Discussion on: CSV Challenge

View post

Nice post!

import json
from csv import DictWriter

with open("data.json", "r") as f:
    users = json.load(f)

cols = ["name", "creditcard"]
with open("20150425.csv", "w", newline='') as f:
    dw = DictWriter(f, cols)
    dw.writeheader()
    for u in users:
        if u["creditcard"]:
            dw.writerow({k: u[k] for k in cols})

All users share the same date. So I didn't bother and didn't write into separate files.
Another thing, I was going to write "Hey, that's not valid json you are giving us.", because I saw the objects are in a list and that list is not wrapped into an outer object. But my Python parser did not complain, so it turns out valid. You learn something new every day.

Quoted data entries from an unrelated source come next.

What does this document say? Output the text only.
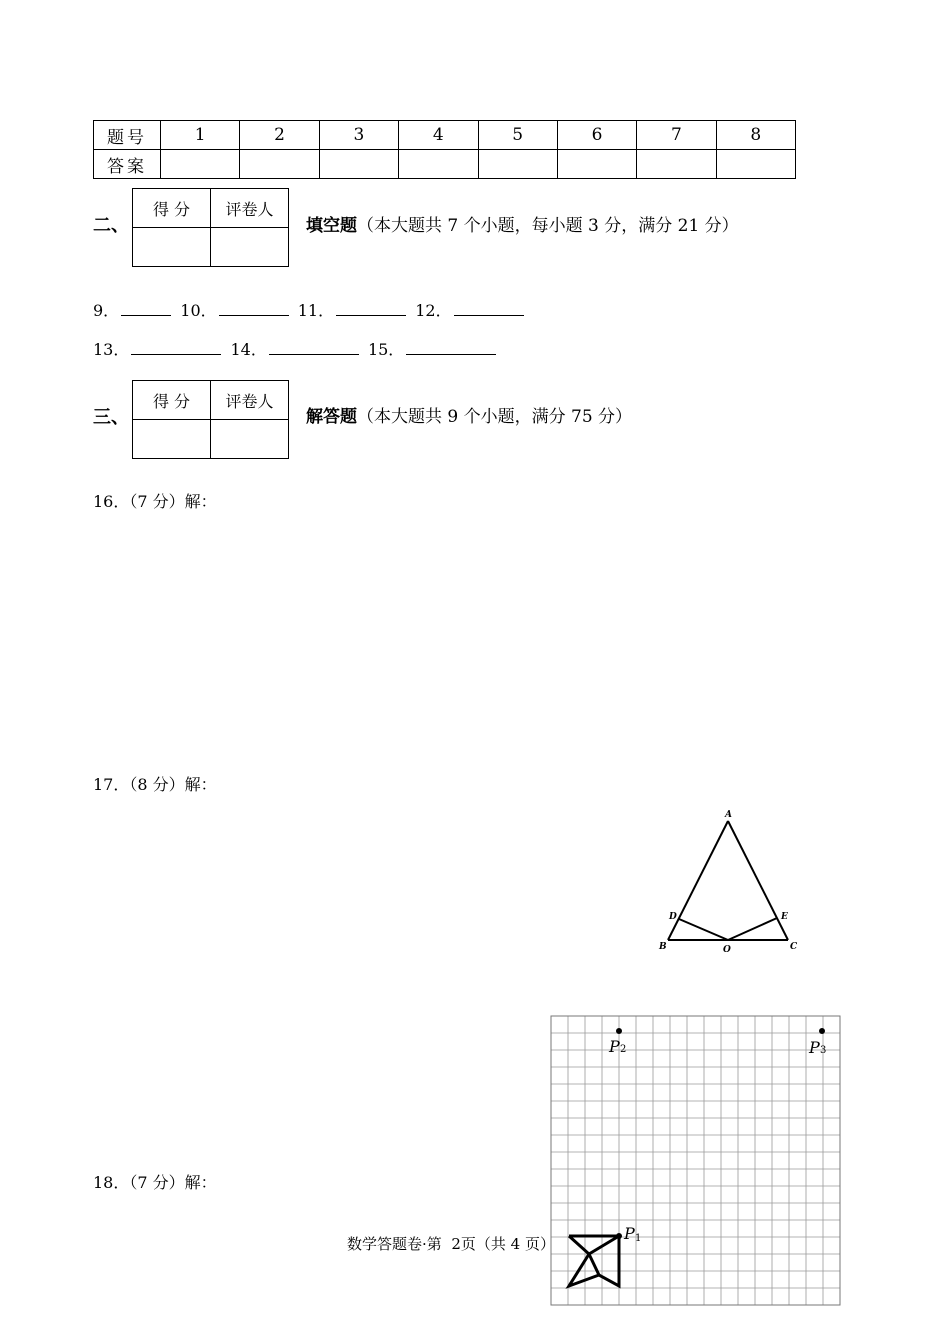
题号	1	2	3	4	5	6	7	8
答案								
二、
得 分	评卷人

填空题（本大题共 7 个小题，每小题 3 分，满分 21 分）
9．	10．	11．	12．
13．	14．	15．
三、
得 分	评卷人

解答题（本大题共 9 个小题，满分 75 分）
16．（7 分）解：
17．（8 分）解：
18．（7 分）解：
A
B	C
D	E
O
P 2	P 3
P 1
数学答题卷·第 2页（共 4 页）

Tobias Salzmann • Nov 11 '17 • Edited

Seems like json can have an array at the root, even according to the first standard: tools.ietf.org/html/rfc4627, section 2

jorin • Nov 11 '17 • Edited

Having arrays on the top-level of JSON documents is indeed valid although it is definitely an anti-pattern. By doing so you block yourself from adding any meta information in the future.
If you build an API, you always want to wrap an array in an object. Then you can add additional fields like possible errors or pagination later on.
e.g.

{
  "data": [],
  "status": "not ok",
  "error": { "code": 123, "message": "..." },
  "page": 42
}

Tobias Salzmann • Nov 12 '17

Personally, I'd prefer the array in most cases. If I call an endpoint called customers, I would expect it to return an array of customers, not something that contains such an array, might or might not have an error and so on.
If I want to stream the response, I'd also be better off with an array, because whatever streaming library I use probably supports it.